How was it done? Looking into the past was squinting against sunlight. The memories were so bright, they were painful. Girls in bathing suits, boys in swim trunks. He’d put his arm around someone years ago…her name was Dahlia. Long, tangled blond hair, skin browned by the sun. He’d put his arm around her and she didn’t mind. Dahlia had leaned into him. That was how it was done. He unhooked his secondary left arm from his rib cage, let it unfold beneath his parka. The half-sized metallic fingers were still clutching his weapon, a sharpened piece of the metal he and Kostya had pried out of the cargo bay on the way back to Earth. The girl was climbing the steps to the doors of an old apartment building.
Come on, you rab! Jake told himself. Go now!
He willed himself up the stairs at a jog, and all at once he was at the top, right next to the girl as she pulled her hand out of her glove to press it to the palm reader next to the door.
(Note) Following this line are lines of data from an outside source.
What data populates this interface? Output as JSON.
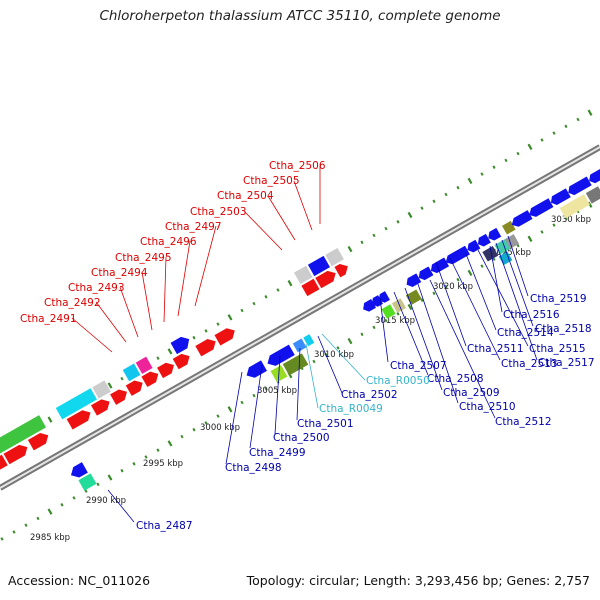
{
  "title": "Chloroherpeton thalassium ATCC 35110, complete genome",
  "footer": {
    "accession": "Accession: NC_011026",
    "summary": "Topology: circular; Length: 3,293,456 bp; Genes: 2,757"
  },
  "colors": {
    "upper_label": "#dd0000",
    "lower_label": "#0000aa",
    "rna_label": "#33b5cc",
    "backbone": "#888888",
    "tick": "#3a8a2a"
  },
  "scale_labels": [
    "2985 kbp",
    "2990 kbp",
    "2995 kbp",
    "3000 kbp",
    "3005 kbp",
    "3010 kbp",
    "3015 kbp",
    "3020 kbp",
    "3025 kbp",
    "3030 kbp"
  ],
  "upper_strand_genes": [
    "Ctha_2491",
    "Ctha_2492",
    "Ctha_2493",
    "Ctha_2494",
    "Ctha_2495",
    "Ctha_2496",
    "Ctha_2497",
    "Ctha_2503",
    "Ctha_2504",
    "Ctha_2505",
    "Ctha_2506"
  ],
  "lower_strand_genes": [
    "Ctha_2487",
    "Ctha_2498",
    "Ctha_2499",
    "Ctha_2500",
    "Ctha_2501",
    "Ctha_R0049",
    "Ctha_2502",
    "Ctha_R0050",
    "Ctha_2507",
    "Ctha_2508",
    "Ctha_2509",
    "Ctha_2510",
    "Ctha_2511",
    "Ctha_2512",
    "Ctha_2513",
    "Ctha_2514",
    "Ctha_2515",
    "Ctha_2516",
    "Ctha_2517",
    "Ctha_2518",
    "Ctha_2519"
  ],
  "rna_genes": [
    "Ctha_R0049",
    "Ctha_R0050"
  ]
}
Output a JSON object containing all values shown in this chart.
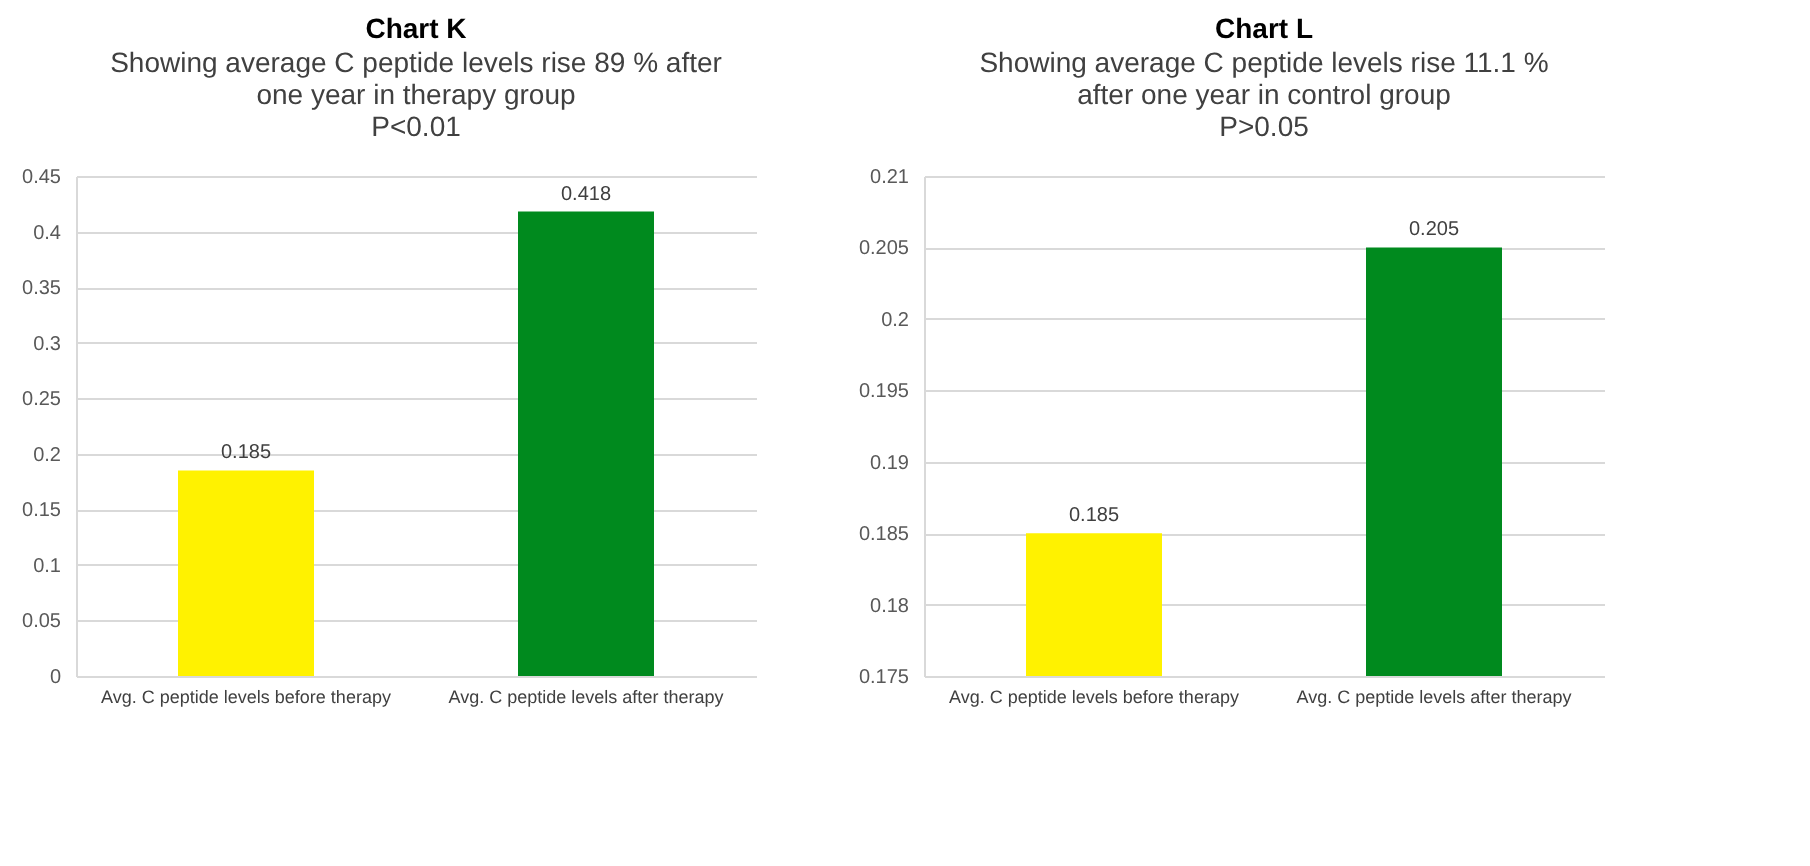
{
  "chart_data": [
    {
      "type": "bar",
      "title": "Chart K",
      "subtitle": "Showing average C peptide levels rise 89 % after\none year in therapy group\nP<0.01",
      "categories": [
        "Avg. C peptide levels before therapy",
        "Avg. C peptide levels after therapy"
      ],
      "values": [
        0.185,
        0.418
      ],
      "colors": [
        "#fff200",
        "#008a1e"
      ],
      "ylim": [
        0,
        0.45
      ],
      "yticks": [
        0,
        0.05,
        0.1,
        0.15,
        0.2,
        0.25,
        0.3,
        0.35,
        0.4,
        0.45
      ],
      "grid": "y",
      "data_labels": true
    },
    {
      "type": "bar",
      "title": "Chart L",
      "subtitle": "Showing average C peptide levels rise 11.1 %\nafter one year in control group\nP>0.05",
      "categories": [
        "Avg. C peptide levels before therapy",
        "Avg. C peptide levels after therapy"
      ],
      "values": [
        0.185,
        0.205
      ],
      "colors": [
        "#fff200",
        "#008a1e"
      ],
      "ylim": [
        0.175,
        0.21
      ],
      "yticks": [
        0.175,
        0.18,
        0.185,
        0.19,
        0.195,
        0.2,
        0.205,
        0.21
      ],
      "grid": "y",
      "data_labels": true
    }
  ]
}
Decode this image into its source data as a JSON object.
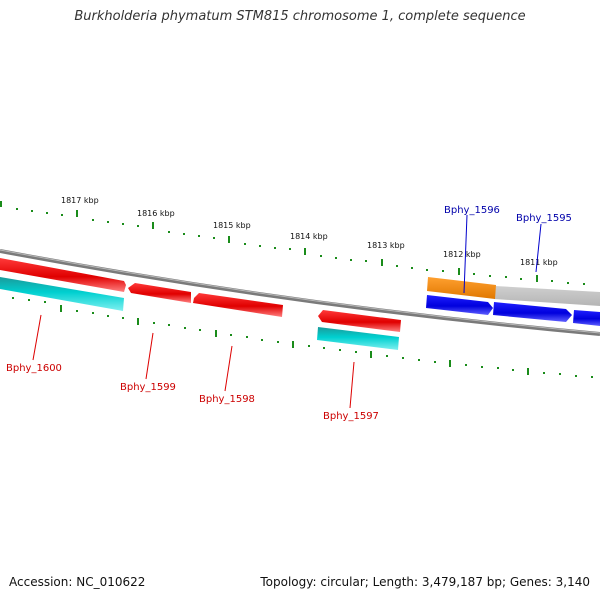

“Privet, kroshka!” he said as he wrapped his ordinary left arm around her as tightly as it would go. Hi, cutie. The girl’s face, stricken,
turned to him, and in a heartbeat, she had sprayed something all over his eyes. When he didn’t even flinch and his grip on her shoulder remained firm, the girl looked confused and then terrified. “Take me inside,” he told her, continuing in Russian. His secondary left arm had come out of the parka and was jabbing the sharp metal blade into her side, just hard enough for her to understand that he meant what he said.
“Please, don’t—” the girl began.
Jake tightened his full-sized arm around her shoulder and leaned in as if to kiss her. To anyone walking by, they were two lovers on the front steps of their apartment building.
“Now,” he whispered into her ear.
2. APARTMENT
The girl was called Yulia Boykov, as Jake discovered when he had her strip down to her underclothes. The contents of her pockets were now strewn across the cushions of the tiny sofa in her tiny living room: coin money, ID, tissues, hand warmers, cell phone (or whatever it was called now—it was a communications device that lived in the crook of her collarbone, held there magnetically by something beneath her skin). The canister she’d used to spray his face was also on the sofa. It was mace, Jake realized after he’d stared at the container for a few moments. She’d sprayed him with mace and it had done nothing. His eyes looked like his old human eyes, but they had been reskinned and insulated to withstand vaporized platinum and unshielded sunlight. Mace had no effect, and the shock of this had startled Yulia Boykov enough to give him an advantage.
The girl was standing near the open doorway to her minuscule kitchen. Dark, shapely eyebrows arched above hooded eyes fringed with equally dark lashes. Her long hair was very blond at the ends but very dark at its roots. The mine bosses kept their heads shaved, so Jake had forgotten what long hair was like. It was so odd, to grow strands of protein out of your head in an unending stream. Humans were so animal.